Listen, living your dreams is TERRIFYING, and can make you sick to your stomach…but how is committing to your fears a serious alternative? The best example I can give you, of the corrosive nature of sticking to your fears, is the woman I used to know who had been a call girl for the past 14 years. Now, at 47, she was flat broke, had never had a loving relationship with a man, woke up weeping, went to bed weeping: you get the picture. Lots of weeping. If you suggested that hey, this is crazy but maybe being a sex worker isn’t doing it for you, why not try something else, she’d get all defensive, and tell you in detail why she HAD to be a sex worker.

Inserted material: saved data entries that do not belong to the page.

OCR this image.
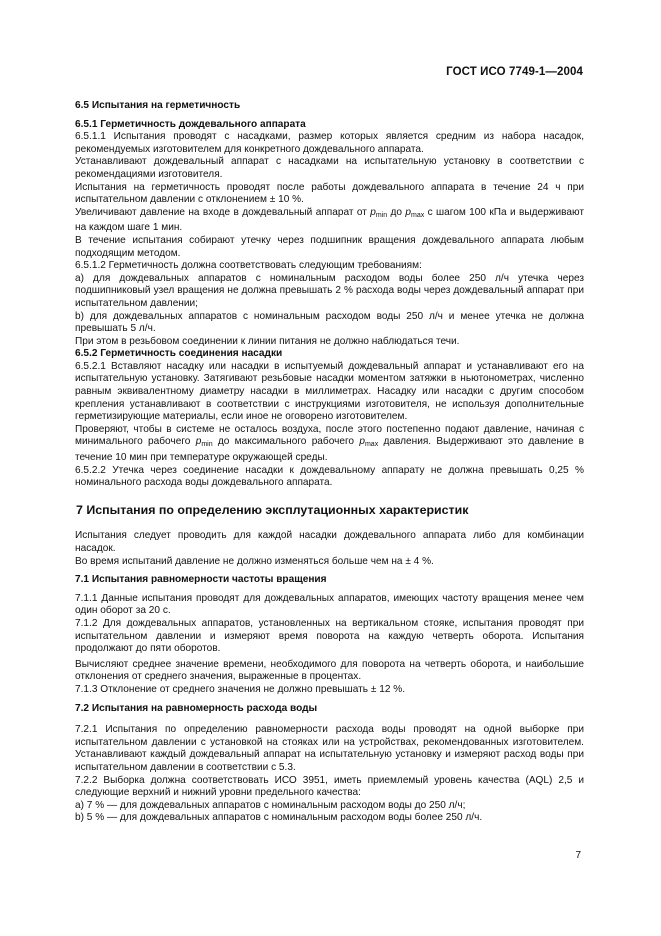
ГОСТ ИСО 7749-1—2004

6.5 Испытания на герметичность

6.5.1 Герметичность дождевального аппарата

6.5.1.1 Испытания проводят с насадками, размер которых является средним из набора насадок, рекомендуемых изготовителем для конкретного дождевального аппарата.

Устанавливают дождевальный аппарат с насадками на испытательную установку в соответствии с рекомендациями изготовителя.

Испытания на герметичность проводят после работы дождевального аппарата в течение 24 ч при испытательном давлении с отклонением ± 10 %.

Увеличивают давление на входе в дождевальный аппарат от $p_{min}$ до $p_{max}$ с шагом 100 кПа и выдерживают на каждом шаге 1 мин.

В течение испытания собирают утечку через подшипник вращения дождевального аппарата любым подходящим методом.

6.5.1.2 Герметичность должна соответствовать следующим требованиям:

а) для дождевальных аппаратов с номинальным расходом воды более 250 л/ч утечка через подшипниковый узел вращения не должна превышать 2 % расхода воды через дождевальный аппарат при испытательном давлении;

b) для дождевальных аппаратов с номинальным расходом воды 250 л/ч и менее утечка не должна превышать 5 л/ч.

При этом в резьбовом соединении к линии питания не должно наблюдаться течи.

6.5.2 Герметичность соединения насадки

6.5.2.1 Вставляют насадку или насадки в испытуемый дождевальный аппарат и устанавливают его на испытательную установку. Затягивают резьбовые насадки моментом затяжки в ньютонометрах, численно равным эквивалентному диаметру насадки в миллиметрах. Насадку или насадки с другим способом крепления устанавливают в соответствии с инструкциями изготовителя, не используя дополнительные герметизирующие материалы, если иное не оговорено изготовителем.

Проверяют, чтобы в системе не осталось воздуха, после этого постепенно подают давление, начиная с минимального рабочего $p_{min}$ до максимального рабочего $p_{max}$ давления. Выдерживают это давление в течение 10 мин при температуре окружающей среды.

6.5.2.2 Утечка через соединение насадки к дождевальному аппарату не должна превышать 0,25 % номинального расхода воды дождевального аппарата.

7 Испытания по определению эксплутационных характеристик

Испытания следует проводить для каждой насадки дождевального аппарата либо для комбинации насадок.

Во время испытаний давление не должно изменяться больше чем на ± 4 %.

7.1 Испытания равномерности частоты вращения

7.1.1 Данные испытания проводят для дождевальных аппаратов, имеющих частоту вращения менее чем один оборот за 20 с.

7.1.2 Для дождевальных аппаратов, установленных на вертикальном стояке, испытания проводят при испытательном давлении и измеряют время поворота на каждую четверть оборота. Испытания продолжают до пяти оборотов.

Вычисляют среднее значение времени, необходимого для поворота на четверть оборота, и наибольшие отклонения от среднего значения, выраженные в процентах.

7.1.3 Отклонение от среднего значения не должно превышать ± 12 %.

7.2 Испытания на равномерность расхода воды

7.2.1 Испытания по определению равномерности расхода воды проводят на одной выборке при испытательном давлении с установкой на стояках или на устройствах, рекомендованных изготовителем. Устанавливают каждый дождевальный аппарат на испытательную установку и измеряют расход воды при испытательном давлении в соответствии с 5.3.

7.2.2 Выборка должна соответствовать ИСО 3951, иметь приемлемый уровень качества (AQL) 2,5 и следующие верхний и нижний уровни предельного качества:

а) 7 % — для дождевальных аппаратов с номинальным расходом воды до 250 л/ч;

b) 5 % — для дождевальных аппаратов с номинальным расходом воды более 250 л/ч.

7
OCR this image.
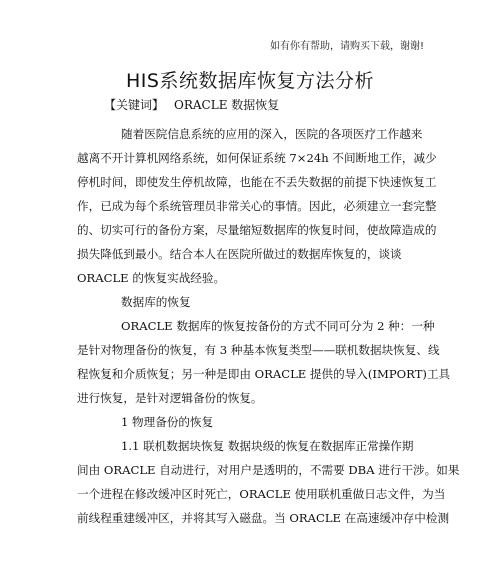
如有你有帮助，请购买下载，谢谢!
HIS系统数据库恢复方法分析
【关键词】 ORACLE 数据恢复
随着医院信息系统的应用的深入，医院的各项医疗工作越来
越离不开计算机网络系统，如何保证系统 7×24h 不间断地工作，减少
停机时间，即使发生停机故障，也能在不丢失数据的前提下快速恢复工
作，已成为每个系统管理员非常关心的事情。因此，必须建立一套完整
的、切实可行的备份方案，尽量缩短数据库的恢复时间，使故障造成的
损失降低到最小。结合本人在医院所做过的数据库恢复的，谈谈
ORACLE 的恢复实战经验。
数据库的恢复
ORACLE 数据库的恢复按备份的方式不同可分为 2 种：一种
是针对物理备份的恢复，有 3 种基本恢复类型——联机数据块恢复、线
程恢复和介质恢复；另一种是即由 ORACLE 提供的导入(IMPORT)工具
进行恢复，是针对逻辑备份的恢复。
1 物理备份的恢复
1.1 联机数据块恢复 数据块级的恢复在数据库正常操作期
间由 ORACLE 自动进行，对用户是透明的，不需要 DBA 进行干涉。如果
一个进程在修改缓冲区时死亡，ORACLE 使用联机重做日志文件，为当
前线程重建缓冲区，并将其写入磁盘。当 ORACLE 在高速缓冲存中检测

She’d tell you that one day she was planning to write her novel, start a small business, fall in love, and generally change the world, but right now, she had to go have sex with a stranger for money. Right now she was busy. Later on, she’d be busy weeping, and spending her ill-gotten gains on Botox and crying some more. Busy, busy, busy.

I’m just saying…imagine if we all spent all of our energies being busy doing what sustains and affirms us? Imagine. Some people say they have to live on the edge…if you can call that “living.” I don’t know, maybe I am naïve, but I don’t think much of a life wherein any day you don’t cry is a successful day…but I know quite a few people who do. As Americans we get SO much emotional and societal “value” from our work, so if we toil away at something that doesn’t emotionally sustain us, it’s truly devastating. Even working at something you love, you’re going to have good days and bad, but when you’re working to achieve other people’s dreams and actively stepping on the throat of your own…yipes.

Terrifying as it is to fight for your dreams—and it is a fight, don’t delude yourself—giving up is much, much worse. Giving up never ends.

Anyhoo, January 12 is National Clean Off Your Desk Day. Mark your calendar. If that matters to you, go for it. But if you’re miserable in your life, don’t worry about your desk, start cleaning up your life. A messy desk never got in the way of anyone’s joy.